Fiscal Challenges of Urban Local Bodies
- Context:
- The 74th Constitutional Amendment Act, 1992 empowered Urban Local Bodies (ULBs) to perform 18 functions listed in the 12th Schedule, including water supply, waste management, and public health.
- However, fiscal devolution has not kept pace with functional devolution.
- Urban India contributes nearly two-thirds of the national GDP, but municipalities control less than 1% of the country’s tax revenue.
- Major Fiscal Challenges:
- Weak Own Revenue Base:
- Property tax, user fees, and local cesses form only 20–25% of potential municipal income.
- Low collection efficiency, outdated valuation, and political reluctance to hike rates further weaken revenue.
- Dependence on Higher Level Transfers:
- ULBs depend on tied grants from State and Central governments through schemes like AMRUT, Smart Cities Mission, etc., reducing fiscal autonomy and flexibility.
- Intergovernmental transfers often lack predictability and are scheme-based, limiting local innovation.
- Impact of GST:
- Introduction of GST abolished key local taxes like octroi, entry tax, and advertisement tax, leading to a loss of around 19% of municipal revenue sources.
- Promised compensation mechanisms do not reach ULBs directly.
- Limited Access to Credit Markets:
- Poor creditworthiness and unclear accounting frameworks restrict ULBs’ ability to borrow.
- Only 13 ULBs have issued municipal bonds totaling about ₹2,833 crore (2017–2025), indicating minimal penetration.
- Credit rating agencies undervalue cities by ignoring regular grants, calling them “non-recurring income,” leading to skewed credit ratings.
- Over Centralisation of Taxation Powers:
- ULBs lack independent taxation authority beyond minor taxes.
- Most buoyant taxes — income tax, GST, excise — are controlled by the Union and States.
- Weak Administrative and Institutional Capacity:
- CAG audit (2024) revealed a 42% mismatch between ULB financial requirements and their actual income; 37% staff vacancies across ULBs limit fiscal efficiency.
- Weak Own Revenue Base:
- Underlying Structural Issues:
- Fragmented fiscal federalism: Decentralisation without financial empowerment.
- Inadequate intergovernmental coordination: Poor linkage between planning and funding.
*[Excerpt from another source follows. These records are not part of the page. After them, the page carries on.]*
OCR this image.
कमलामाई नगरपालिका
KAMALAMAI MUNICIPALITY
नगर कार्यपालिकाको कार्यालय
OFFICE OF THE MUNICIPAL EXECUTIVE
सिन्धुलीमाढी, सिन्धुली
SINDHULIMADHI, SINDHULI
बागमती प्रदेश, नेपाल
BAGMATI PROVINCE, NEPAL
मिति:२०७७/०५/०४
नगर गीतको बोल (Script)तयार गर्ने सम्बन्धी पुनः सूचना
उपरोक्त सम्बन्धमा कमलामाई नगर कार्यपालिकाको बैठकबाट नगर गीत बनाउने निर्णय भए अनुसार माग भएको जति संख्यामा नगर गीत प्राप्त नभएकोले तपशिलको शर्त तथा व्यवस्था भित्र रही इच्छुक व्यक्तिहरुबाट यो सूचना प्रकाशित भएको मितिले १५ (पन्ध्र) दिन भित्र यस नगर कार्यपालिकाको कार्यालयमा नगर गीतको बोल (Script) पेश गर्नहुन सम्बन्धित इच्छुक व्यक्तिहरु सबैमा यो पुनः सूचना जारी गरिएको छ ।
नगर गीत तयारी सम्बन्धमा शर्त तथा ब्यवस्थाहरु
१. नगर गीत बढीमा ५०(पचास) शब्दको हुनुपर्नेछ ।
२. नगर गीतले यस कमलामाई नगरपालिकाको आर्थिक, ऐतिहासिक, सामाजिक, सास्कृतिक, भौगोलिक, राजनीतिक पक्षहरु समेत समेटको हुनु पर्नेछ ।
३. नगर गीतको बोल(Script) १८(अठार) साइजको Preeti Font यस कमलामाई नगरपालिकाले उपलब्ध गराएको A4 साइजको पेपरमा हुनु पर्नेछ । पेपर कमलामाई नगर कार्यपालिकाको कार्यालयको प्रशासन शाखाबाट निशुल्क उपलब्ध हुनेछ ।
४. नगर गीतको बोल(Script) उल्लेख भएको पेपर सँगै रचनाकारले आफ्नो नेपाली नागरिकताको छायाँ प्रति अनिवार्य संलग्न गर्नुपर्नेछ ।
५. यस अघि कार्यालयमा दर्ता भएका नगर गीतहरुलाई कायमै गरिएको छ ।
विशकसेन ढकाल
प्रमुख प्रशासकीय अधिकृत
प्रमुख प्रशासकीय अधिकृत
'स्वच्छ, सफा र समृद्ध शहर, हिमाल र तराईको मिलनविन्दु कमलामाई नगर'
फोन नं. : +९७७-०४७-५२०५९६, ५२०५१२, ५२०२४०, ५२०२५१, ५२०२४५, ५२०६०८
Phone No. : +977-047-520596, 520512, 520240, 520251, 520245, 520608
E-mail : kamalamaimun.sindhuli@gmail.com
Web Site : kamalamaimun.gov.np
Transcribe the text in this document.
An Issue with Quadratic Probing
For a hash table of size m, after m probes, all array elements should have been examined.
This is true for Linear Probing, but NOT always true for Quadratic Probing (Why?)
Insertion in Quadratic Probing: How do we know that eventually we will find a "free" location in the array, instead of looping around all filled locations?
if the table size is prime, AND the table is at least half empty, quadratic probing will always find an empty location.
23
- Low credit culture and transparency: Weak financial reporting systems in ULBs.
- Reforms Needed:
- Strengthening Own Revenue Generation:
- Implement GIS-based property valuation and digital payment systems for better tax compliance.
- Regularly revise property tax rates linked to market valuation.
- Rational Fiscal Transfers: States should operationalize the State Finance Commissions (SFCs) regularly to provide predictable, untied grants.
- Reforming Municipal Bond Market:
- Include regular grants and shared tax revenues as part of income metrics for credit ratings.
- Develop pooled financing models and allow ULBs to use part of GST share or state allocations as collateral.
- Enhancing Institutional and Human Resource Capacity:
- Fill staffing gaps and train local officials in financial management.
- Integrate Urban Outcome Framework (UOF) data for performance-based funding.